In conclusion, we have described the synthesis and application of depsipeptide substrates for sortase-mediated ligation at the N-terminus of proteins. These substrates enable labeling of peptides and proteins with virtually equimolar quantities of each coupling partner and with substoichiometric quantities of sortase, as long as the N-terminal glycine residue is sterically accessible. This approach is ideally suited to the use of high-value reagents and minimizes the requirement for post-reaction purification. While the method introduces an LPET sequence at the N-terminus of the labeled protein, we would not anticipate that this modification should alter the biochemical behavior of a protein any more than introduction of a fluorescent tag by any other method. We thus expect that it will be of widespread utility for the N-terminal modification of proteins.

Experimental Section

Full experimental details are in the Supporting Information.

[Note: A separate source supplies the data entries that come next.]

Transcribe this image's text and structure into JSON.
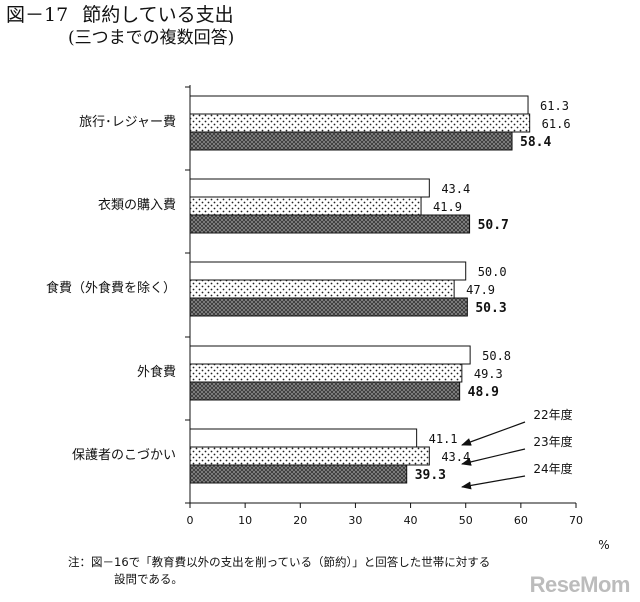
{
  "figure": {
    "number": "図－17",
    "title": "節約している支出",
    "subtitle": "(三つまでの複数回答)"
  },
  "chart_data": {
    "type": "bar",
    "orientation": "horizontal",
    "categories": [
      "旅行･レジャー費",
      "衣類の購入費",
      "食費（外食費を除く）",
      "外食費",
      "保護者のこづかい"
    ],
    "series": [
      {
        "name": "22年度",
        "values": [
          61.3,
          43.4,
          50.0,
          50.8,
          41.1
        ],
        "fill": "white"
      },
      {
        "name": "23年度",
        "values": [
          61.6,
          41.9,
          47.9,
          49.3,
          43.4
        ],
        "fill": "dots"
      },
      {
        "name": "24年度",
        "values": [
          58.4,
          50.7,
          50.3,
          48.9,
          39.3
        ],
        "fill": "crosshatch"
      }
    ],
    "value_labels": [
      [
        "61.3",
        "43.4",
        "50.0",
        "50.8",
        "41.1"
      ],
      [
        "61.6",
        "41.9",
        "47.9",
        "49.3",
        "43.4"
      ],
      [
        "58.4",
        "50.7",
        "50.3",
        "48.9",
        "39.3"
      ]
    ],
    "x_ticks": [
      "0",
      "10",
      "20",
      "30",
      "40",
      "50",
      "60",
      "70"
    ],
    "xlim": [
      0,
      70
    ],
    "unit": "%",
    "legend_position": "right of last category, with arrows",
    "grid": false
  },
  "note": {
    "line1": "注：図－16で「教育費以外の支出を削っている（節約）」と回答した世帯に対する",
    "line2": "設問である。"
  },
  "watermark": "ReseMom"
}
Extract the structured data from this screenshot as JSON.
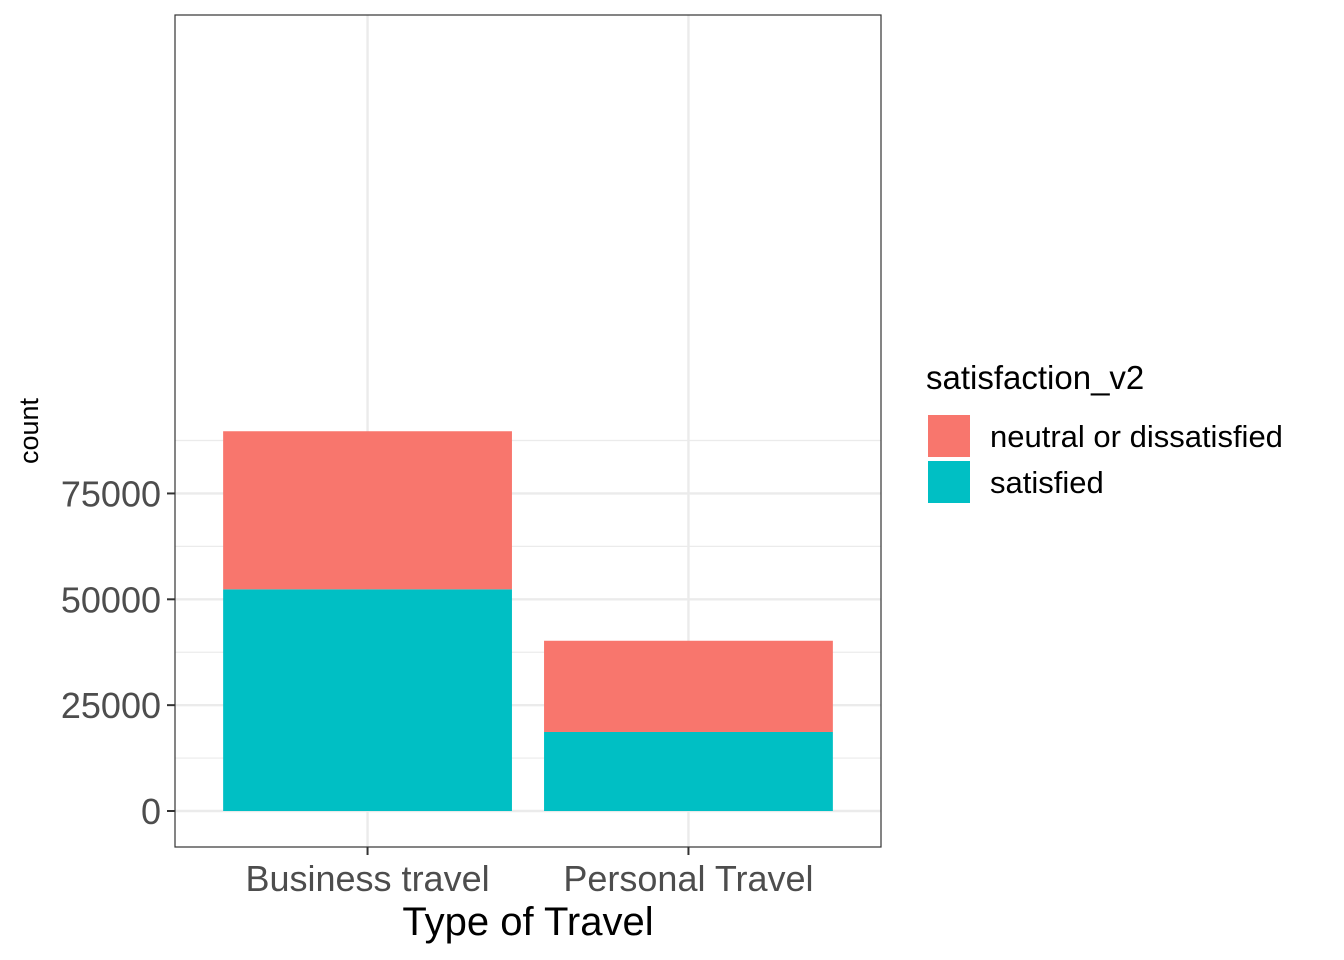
{
  "chart_data": {
    "type": "bar",
    "stacked": true,
    "xlabel": "Type of Travel",
    "ylabel": "count",
    "categories": [
      "Business travel",
      "Personal Travel"
    ],
    "series": [
      {
        "name": "satisfied",
        "color": "#00BFC4",
        "values": [
          52356,
          18666
        ]
      },
      {
        "name": "neutral or dissatisfied",
        "color": "#F8766D",
        "values": [
          37337,
          21545
        ]
      }
    ],
    "ylim": [
      -8500,
      188000
    ],
    "yticks": [
      0,
      25000,
      50000,
      75000
    ],
    "ytick_labels": [
      "0",
      "25000",
      "50000",
      "75000"
    ],
    "grid": true,
    "legend": {
      "title": "satisfaction_v2",
      "position": "right",
      "entries": [
        {
          "label": "neutral or dissatisfied",
          "color": "#F8766D"
        },
        {
          "label": "satisfied",
          "color": "#00BFC4"
        }
      ]
    }
  }
}
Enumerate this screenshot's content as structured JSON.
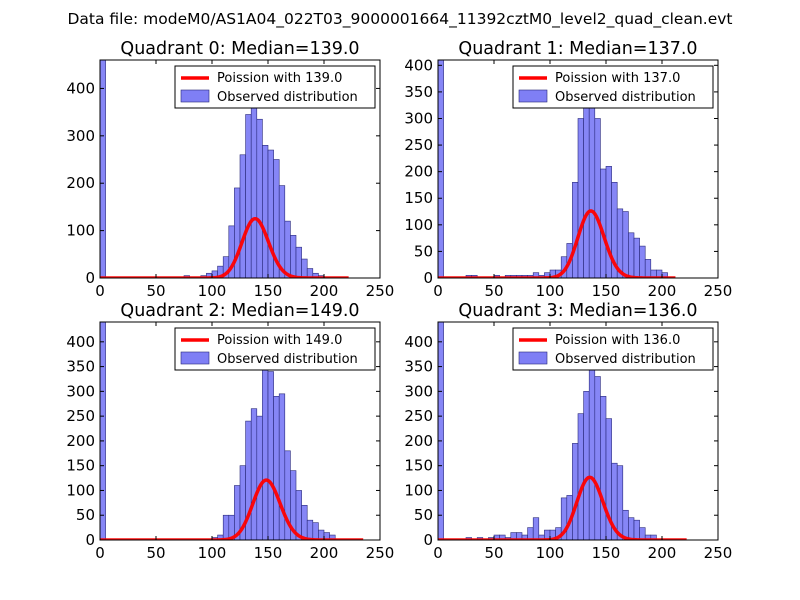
{
  "figure": {
    "suptitle": "Data file: modeM0/AS1A04_022T03_9000001664_11392cztM0_level2_quad_clean.evt"
  },
  "colors": {
    "bar_fill": "#7f7ff5",
    "bar_edge": "#28287a",
    "poisson_line": "#ff0000",
    "axis": "#000000",
    "background": "#ffffff"
  },
  "chart_data": [
    {
      "type": "bar",
      "title": "Quadrant 0: Median=139.0",
      "xlim": [
        0,
        250
      ],
      "ylim": [
        0,
        460
      ],
      "xticks": [
        0,
        50,
        100,
        150,
        200,
        250
      ],
      "yticks": [
        0,
        100,
        200,
        300,
        400
      ],
      "xtick_labels": [
        "0",
        "50",
        "100",
        "150",
        "200",
        "250"
      ],
      "ytick_labels": [
        "0",
        "100",
        "200",
        "300",
        "400"
      ],
      "bin_width": 5,
      "median": 139.0,
      "histogram": {
        "name": "Observed distribution",
        "bins": [
          {
            "x": 0,
            "y": 460
          },
          {
            "x": 75,
            "y": 5
          },
          {
            "x": 90,
            "y": 5
          },
          {
            "x": 95,
            "y": 10
          },
          {
            "x": 100,
            "y": 15
          },
          {
            "x": 105,
            "y": 25
          },
          {
            "x": 110,
            "y": 45
          },
          {
            "x": 115,
            "y": 110
          },
          {
            "x": 120,
            "y": 190
          },
          {
            "x": 125,
            "y": 260
          },
          {
            "x": 130,
            "y": 345
          },
          {
            "x": 135,
            "y": 375
          },
          {
            "x": 140,
            "y": 335
          },
          {
            "x": 145,
            "y": 280
          },
          {
            "x": 150,
            "y": 270
          },
          {
            "x": 155,
            "y": 250
          },
          {
            "x": 160,
            "y": 195
          },
          {
            "x": 165,
            "y": 120
          },
          {
            "x": 170,
            "y": 90
          },
          {
            "x": 175,
            "y": 65
          },
          {
            "x": 180,
            "y": 40
          },
          {
            "x": 185,
            "y": 20
          },
          {
            "x": 190,
            "y": 10
          },
          {
            "x": 195,
            "y": 5
          }
        ]
      },
      "poisson": {
        "name": "Poission with 139.0",
        "mean": 139.0,
        "total": 3700,
        "range": [
          0,
          222
        ]
      },
      "legend": {
        "position": "top-right",
        "entries": [
          "Poission with 139.0",
          "Observed distribution"
        ]
      }
    },
    {
      "type": "bar",
      "title": "Quadrant 1: Median=137.0",
      "xlim": [
        0,
        250
      ],
      "ylim": [
        0,
        410
      ],
      "xticks": [
        0,
        50,
        100,
        150,
        200,
        250
      ],
      "yticks": [
        0,
        50,
        100,
        150,
        200,
        250,
        300,
        350,
        400
      ],
      "xtick_labels": [
        "0",
        "50",
        "100",
        "150",
        "200",
        "250"
      ],
      "ytick_labels": [
        "0",
        "50",
        "100",
        "150",
        "200",
        "250",
        "300",
        "350",
        "400"
      ],
      "bin_width": 5,
      "median": 137.0,
      "histogram": {
        "name": "Observed distribution",
        "bins": [
          {
            "x": 0,
            "y": 410
          },
          {
            "x": 25,
            "y": 5
          },
          {
            "x": 30,
            "y": 5
          },
          {
            "x": 50,
            "y": 5
          },
          {
            "x": 60,
            "y": 5
          },
          {
            "x": 65,
            "y": 5
          },
          {
            "x": 70,
            "y": 5
          },
          {
            "x": 75,
            "y": 5
          },
          {
            "x": 80,
            "y": 5
          },
          {
            "x": 85,
            "y": 10
          },
          {
            "x": 90,
            "y": 5
          },
          {
            "x": 95,
            "y": 10
          },
          {
            "x": 100,
            "y": 15
          },
          {
            "x": 105,
            "y": 15
          },
          {
            "x": 110,
            "y": 40
          },
          {
            "x": 115,
            "y": 65
          },
          {
            "x": 120,
            "y": 180
          },
          {
            "x": 125,
            "y": 300
          },
          {
            "x": 130,
            "y": 345
          },
          {
            "x": 135,
            "y": 370
          },
          {
            "x": 140,
            "y": 300
          },
          {
            "x": 145,
            "y": 205
          },
          {
            "x": 150,
            "y": 210
          },
          {
            "x": 155,
            "y": 180
          },
          {
            "x": 160,
            "y": 130
          },
          {
            "x": 165,
            "y": 125
          },
          {
            "x": 170,
            "y": 85
          },
          {
            "x": 175,
            "y": 75
          },
          {
            "x": 180,
            "y": 60
          },
          {
            "x": 185,
            "y": 35
          },
          {
            "x": 190,
            "y": 15
          },
          {
            "x": 195,
            "y": 15
          },
          {
            "x": 200,
            "y": 10
          }
        ]
      },
      "poisson": {
        "name": "Poission with 137.0",
        "mean": 137.0,
        "total": 3700,
        "range": [
          0,
          212
        ]
      },
      "legend": {
        "position": "top-right",
        "entries": [
          "Poission with 137.0",
          "Observed distribution"
        ]
      }
    },
    {
      "type": "bar",
      "title": "Quadrant 2: Median=149.0",
      "xlim": [
        0,
        250
      ],
      "ylim": [
        0,
        440
      ],
      "xticks": [
        0,
        50,
        100,
        150,
        200,
        250
      ],
      "yticks": [
        0,
        50,
        100,
        150,
        200,
        250,
        300,
        350,
        400
      ],
      "xtick_labels": [
        "0",
        "50",
        "100",
        "150",
        "200",
        "250"
      ],
      "ytick_labels": [
        "0",
        "50",
        "100",
        "150",
        "200",
        "250",
        "300",
        "350",
        "400"
      ],
      "bin_width": 5,
      "median": 149.0,
      "histogram": {
        "name": "Observed distribution",
        "bins": [
          {
            "x": 0,
            "y": 440
          },
          {
            "x": 100,
            "y": 5
          },
          {
            "x": 105,
            "y": 10
          },
          {
            "x": 110,
            "y": 50
          },
          {
            "x": 115,
            "y": 50
          },
          {
            "x": 120,
            "y": 110
          },
          {
            "x": 125,
            "y": 150
          },
          {
            "x": 130,
            "y": 240
          },
          {
            "x": 135,
            "y": 265
          },
          {
            "x": 140,
            "y": 250
          },
          {
            "x": 145,
            "y": 380
          },
          {
            "x": 150,
            "y": 340
          },
          {
            "x": 155,
            "y": 290
          },
          {
            "x": 160,
            "y": 295
          },
          {
            "x": 165,
            "y": 180
          },
          {
            "x": 170,
            "y": 140
          },
          {
            "x": 175,
            "y": 100
          },
          {
            "x": 180,
            "y": 70
          },
          {
            "x": 185,
            "y": 40
          },
          {
            "x": 190,
            "y": 35
          },
          {
            "x": 195,
            "y": 20
          },
          {
            "x": 200,
            "y": 15
          },
          {
            "x": 205,
            "y": 10
          }
        ]
      },
      "poisson": {
        "name": "Poission with 149.0",
        "mean": 149.0,
        "total": 3700,
        "range": [
          0,
          235
        ]
      },
      "legend": {
        "position": "top-right",
        "entries": [
          "Poission with 149.0",
          "Observed distribution"
        ]
      }
    },
    {
      "type": "bar",
      "title": "Quadrant 3: Median=136.0",
      "xlim": [
        0,
        250
      ],
      "ylim": [
        0,
        440
      ],
      "xticks": [
        0,
        50,
        100,
        150,
        200,
        250
      ],
      "yticks": [
        0,
        50,
        100,
        150,
        200,
        250,
        300,
        350,
        400
      ],
      "xtick_labels": [
        "0",
        "50",
        "100",
        "150",
        "200",
        "250"
      ],
      "ytick_labels": [
        "0",
        "50",
        "100",
        "150",
        "200",
        "250",
        "300",
        "350",
        "400"
      ],
      "bin_width": 5,
      "median": 136.0,
      "histogram": {
        "name": "Observed distribution",
        "bins": [
          {
            "x": 0,
            "y": 440
          },
          {
            "x": 25,
            "y": 5
          },
          {
            "x": 35,
            "y": 5
          },
          {
            "x": 45,
            "y": 5
          },
          {
            "x": 50,
            "y": 10
          },
          {
            "x": 55,
            "y": 10
          },
          {
            "x": 60,
            "y": 5
          },
          {
            "x": 65,
            "y": 15
          },
          {
            "x": 70,
            "y": 15
          },
          {
            "x": 75,
            "y": 10
          },
          {
            "x": 80,
            "y": 25
          },
          {
            "x": 85,
            "y": 45
          },
          {
            "x": 90,
            "y": 10
          },
          {
            "x": 95,
            "y": 20
          },
          {
            "x": 100,
            "y": 20
          },
          {
            "x": 105,
            "y": 25
          },
          {
            "x": 110,
            "y": 85
          },
          {
            "x": 115,
            "y": 90
          },
          {
            "x": 120,
            "y": 195
          },
          {
            "x": 125,
            "y": 255
          },
          {
            "x": 130,
            "y": 300
          },
          {
            "x": 135,
            "y": 380
          },
          {
            "x": 140,
            "y": 330
          },
          {
            "x": 145,
            "y": 290
          },
          {
            "x": 150,
            "y": 245
          },
          {
            "x": 155,
            "y": 155
          },
          {
            "x": 160,
            "y": 150
          },
          {
            "x": 165,
            "y": 60
          },
          {
            "x": 170,
            "y": 45
          },
          {
            "x": 175,
            "y": 40
          },
          {
            "x": 180,
            "y": 25
          },
          {
            "x": 185,
            "y": 10
          },
          {
            "x": 190,
            "y": 10
          }
        ]
      },
      "poisson": {
        "name": "Poission with 136.0",
        "mean": 136.0,
        "total": 3700,
        "range": [
          0,
          222
        ]
      },
      "legend": {
        "position": "top-right",
        "entries": [
          "Poission with 136.0",
          "Observed distribution"
        ]
      }
    }
  ]
}
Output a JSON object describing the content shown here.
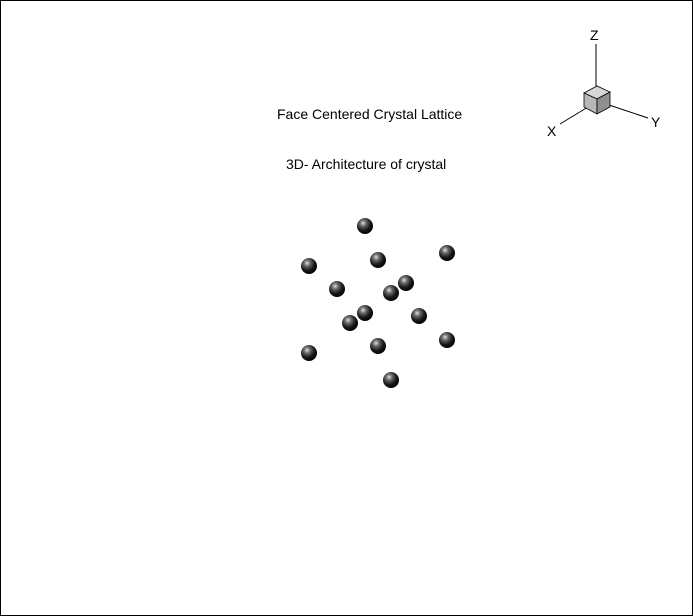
{
  "title": "Face Centered Crystal Lattice",
  "subtitle": "3D- Architecture of crystal",
  "orientation_axes": {
    "labels": {
      "x": "X",
      "y": "Y",
      "z": "Z"
    },
    "line_color": "#000000",
    "cube_color": "#b8b8b8"
  },
  "atoms": {
    "count": 14,
    "color": "#1a1a1a",
    "highlight_color": "#e0e0e0"
  },
  "colors": {
    "background": "#ffffff",
    "border": "#000000",
    "text": "#000000"
  }
}
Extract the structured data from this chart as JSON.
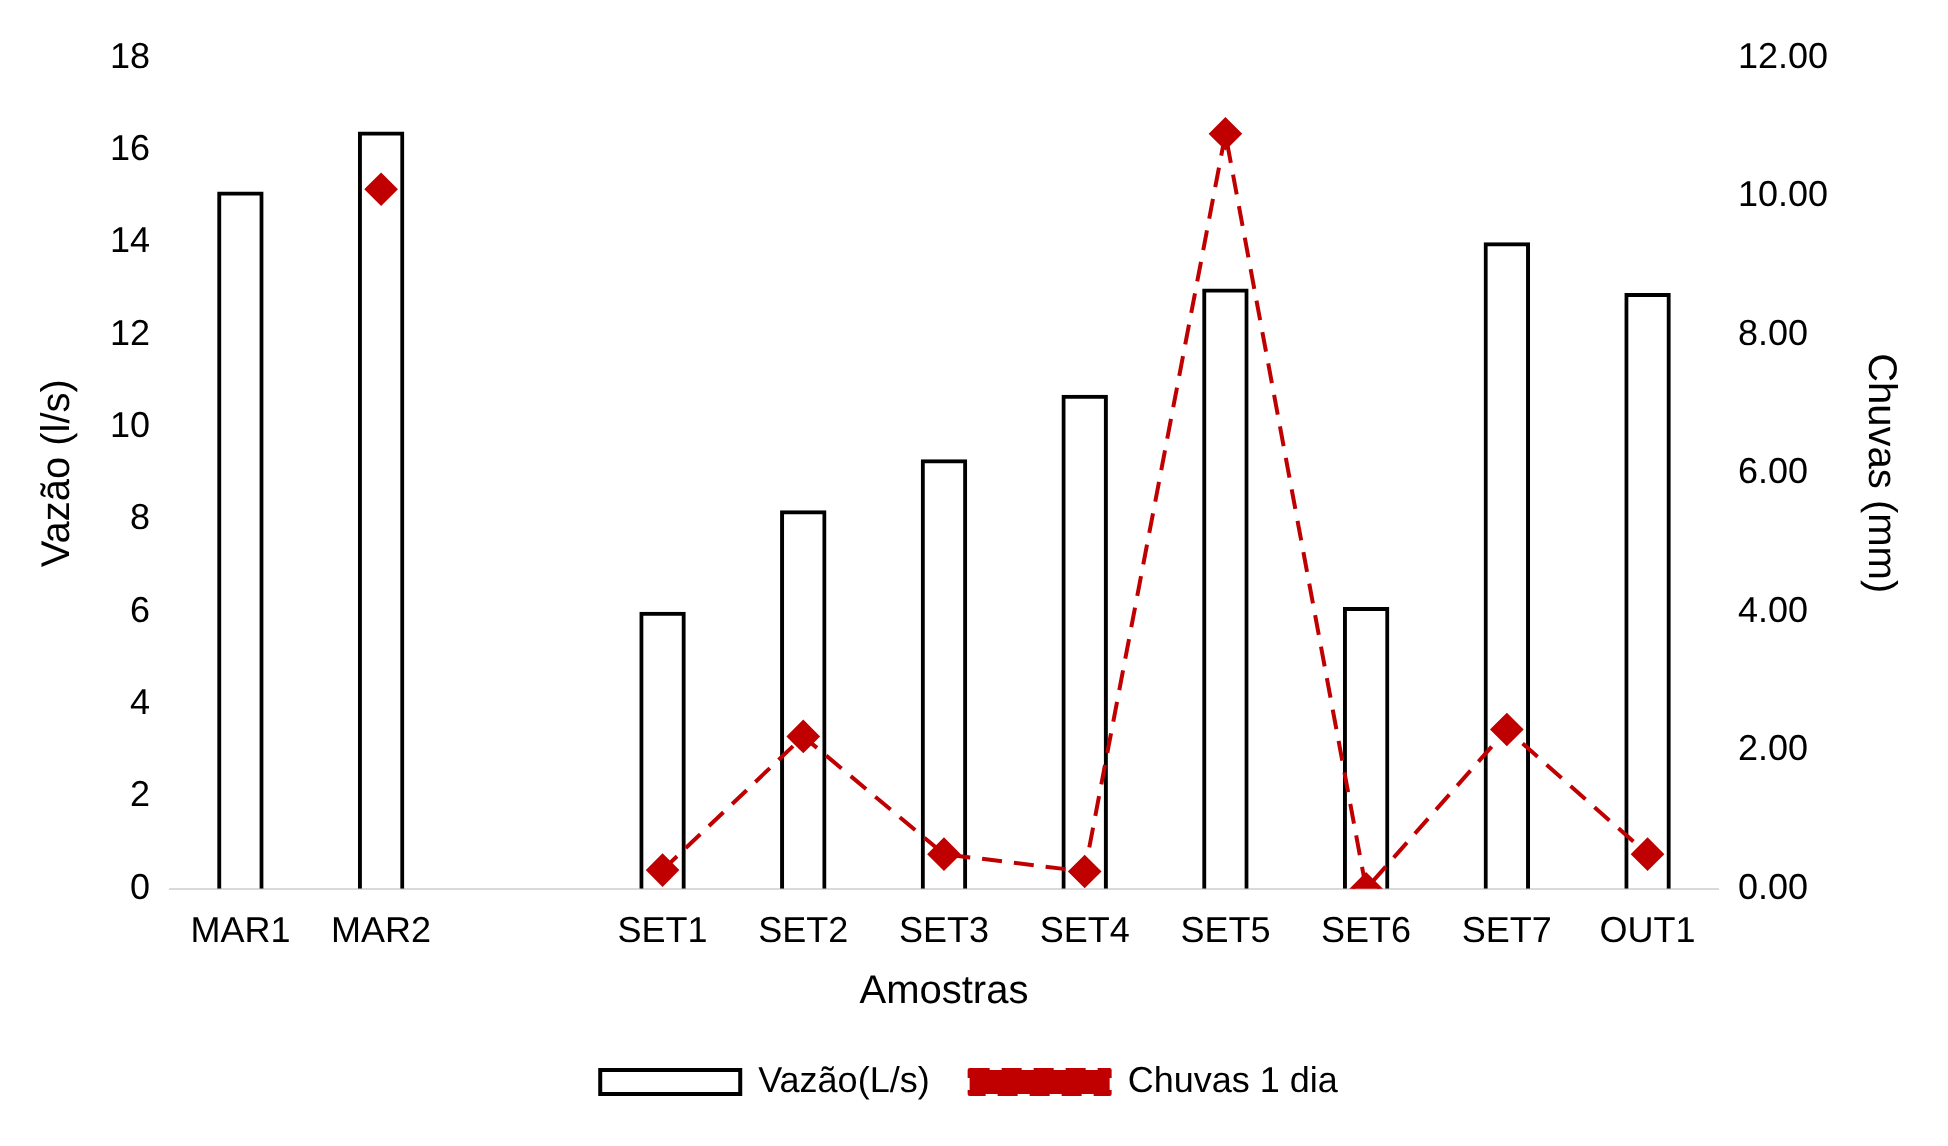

Protocol for protein labeling. All stock solutions were prepared in 50 mM HEPES, 5 mM CaCl2, 150 mM NaCl pH 7.5 at the following concentrations: acyl donor 14 2 mM, ManBP 120 µM, Sortase A 304 µM. In a 100 µL assay at a ratio of 1.5:1, ManBP (50 µL, 60 µM), 14 (4.5 µL, 90 µM) and Sortase A (2 µL, 6 µM) were added to HEPES buffer (43.5 µL) and mixed well. The solution was incubated at 37 °C. Reaction progress was monitored by SDS-PAGE and ESMS analysis.